Sept. 3 (Bloomberg) -- Thirty Indonesian tin smelters have stopped ingot shipments this month because of a delay in regulatory approval to start physical trading on a local exchange in the world’s largest exporter of the metal.
The smelters with a total production capacity of about 10,000 tonnes per month have committed to trade Serumpun Tin contracts at the Jakarta Futures Exchange and have yet to receive trading permits, Hidayat Arsani, president of the Indonesian Tin Mining Association, said today. The independent smelters accounted for about 70 percent of the country’s shipments last year, according to trade ministry data.

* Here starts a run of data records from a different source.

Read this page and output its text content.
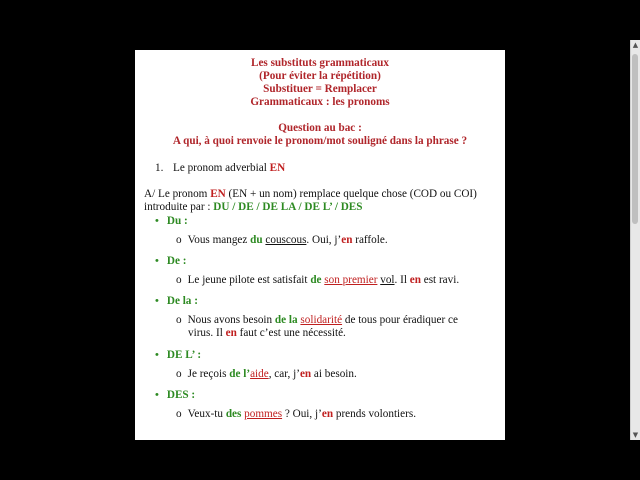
Les substituts grammaticaux
(Pour éviter la répétition)
Substituer = Remplacer
Grammaticaux : les pronoms
Question au bac :
A qui, à quoi renvoie le pronom/mot souligné dans la phrase ?
1. Le pronom adverbial EN
A/ Le pronom EN (EN + un nom) remplace quelque chose (COD ou COI)
introduite par : DU / DE / DE LA / DE L’ / DES
• Du :
o Vous mangez du couscous. Oui, j’en raffole.
• De :
o Le jeune pilote est satisfait de son premier vol. Il en est ravi.
• De la :
o Nous avons besoin de la solidarité de tous pour éradiquer ce
virus. Il en faut c’est une nécessité.
• DE L’ :
o Je reçois de l’aide, car, j’en ai besoin.
• DES :
o Veux-tu des pommes ? Oui, j’en prends volontiers.
▲
▼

The stoppage follows Indonesian rules requiring ingots for export to be traded locally from Aug. 30 and higher purity standards. Five producers out of a total of 47 in the country, including the biggest PT Timah, have started trading physical tin contracts on the rival Indonesia Commodity and Derivatives Exchange.

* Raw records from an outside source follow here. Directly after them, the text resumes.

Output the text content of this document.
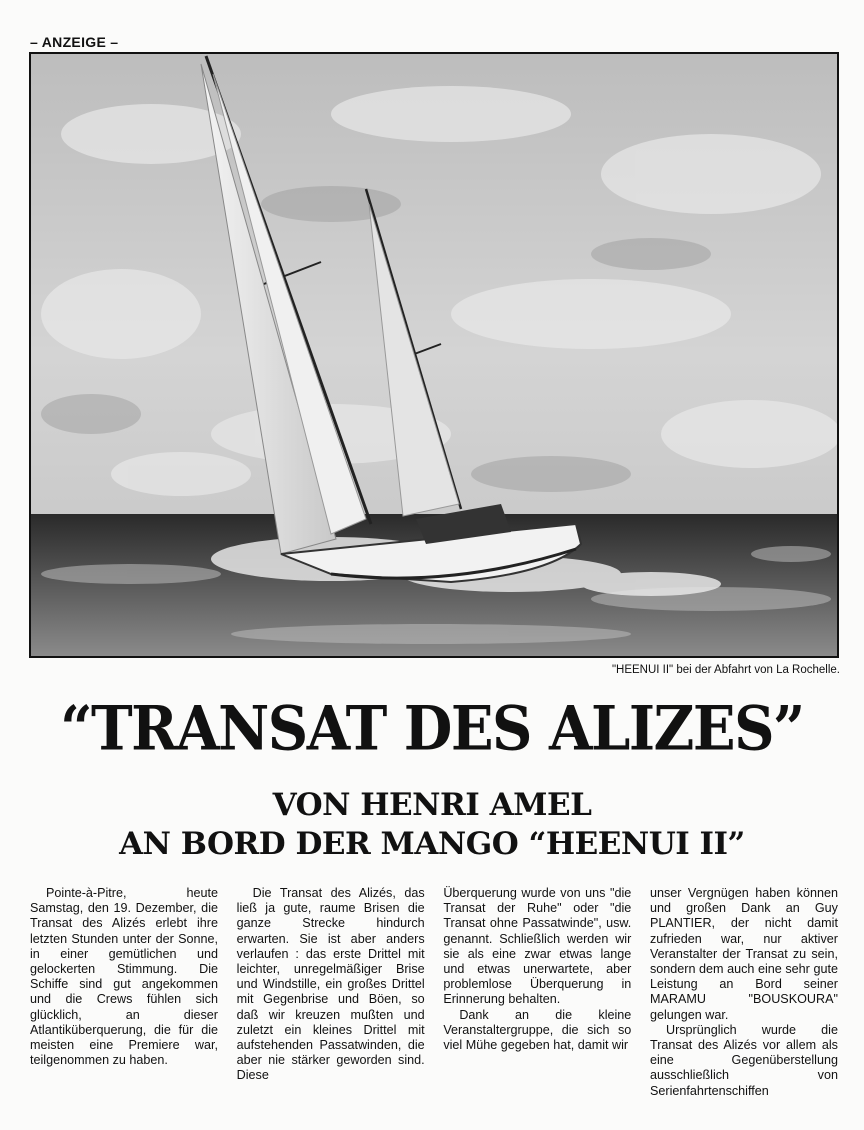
– ANZEIGE –
"HEENUI II" bei der Abfahrt von La Rochelle.
“TRANSAT DES ALIZES”
VON HENRI AMEL
AN BORD DER MANGO “HEENUI II”

Pointe-à-Pitre, heute Samstag, den 19. Dezember, die Transat des Alizés erlebt ihre letzten Stunden unter der Sonne, in einer gemütlichen und gelockerten Stimmung. Die Schiffe sind gut angekommen und die Crews fühlen sich glücklich, an dieser Atlantiküberquerung, die für die meisten eine Premiere war, teilgenommen zu haben.

Die Transat des Alizés, das ließ ja gute, raume Brisen die ganze Strecke hindurch erwarten. Sie ist aber anders verlaufen : das erste Drittel mit leichter, unregelmäßiger Brise und Windstille, ein großes Drittel mit Gegenbrise und Böen, so daß wir kreuzen mußten und zuletzt ein kleines Drittel mit aufstehenden Passatwinden, die aber nie stärker geworden sind. Diese

Überquerung wurde von uns "die Transat der Ruhe" oder "die Transat ohne Passatwinde", usw. genannt. Schließlich werden wir sie als eine zwar etwas lange und etwas unerwartete, aber problemlose Überquerung in Erinnerung behalten.

Dank an die kleine Veranstaltergruppe, die sich so viel Mühe gegeben hat, damit wir

unser Vergnügen haben können und großen Dank an Guy PLANTIER, der nicht damit zufrieden war, nur aktiver Veranstalter der Transat zu sein, sondern dem auch eine sehr gute Leistung an Bord seiner MARAMU "BOUSKOURA" gelungen war.

Ursprünglich wurde die Transat des Alizés vor allem als eine Gegenüberstellung ausschließlich von Serienfahrtenschiffen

“This is really bad, when some smelters have invested money to meet the purity standard, now they still cannot export,” Arsani said by phone from Bangka island, the country’s main producing area. The smelters will wait up to 45 days for the permits and if they are rejected will take the case to court, Arsani said.
Tin for delivery in three months fell 0.4 percent to $21,150 a ton on the London Metal Exchange by 6:02 p.m. Jakarta time. The metal, used in soldering and packaging, has risen 5.9 percent since July 1, when the higher Indonesian purity standards came into effect and led to a slump in exports.
The Jakarta Futures Exchange submitted a permit application to the Commodity Futures Trading Regulatory Agency on Aug. 20, Director M. Bihar Sakti Wibowo told reporters in Jakarta. The smelters will meet tomorrow in Bangka, the country’s main tin producing area, to discuss the matter, said Tjahyono Mukmin, the president director of the Serumpun Tin board. Eighteen smelters have registered as members to trade tin, out of the 30 had earlier agreed to do so, said Mukmin.
“We are studying their application,” Sutiono Edi, head of the Commodity Futures Trading Regulatory Agency, told reporters in Jakarta today. “We need to evaluate the current contracts first before we can continue with another. We want to have one price reference, we don’t want to confuse the market by having two markets.”
Indonesian smelters are backing local exchanges to try to establish an alternative to the benchmark on the London Metal Exchange.
“If we really have to, we can stop exports while waiting for the permit for as long as 3 months,” Mukmin said.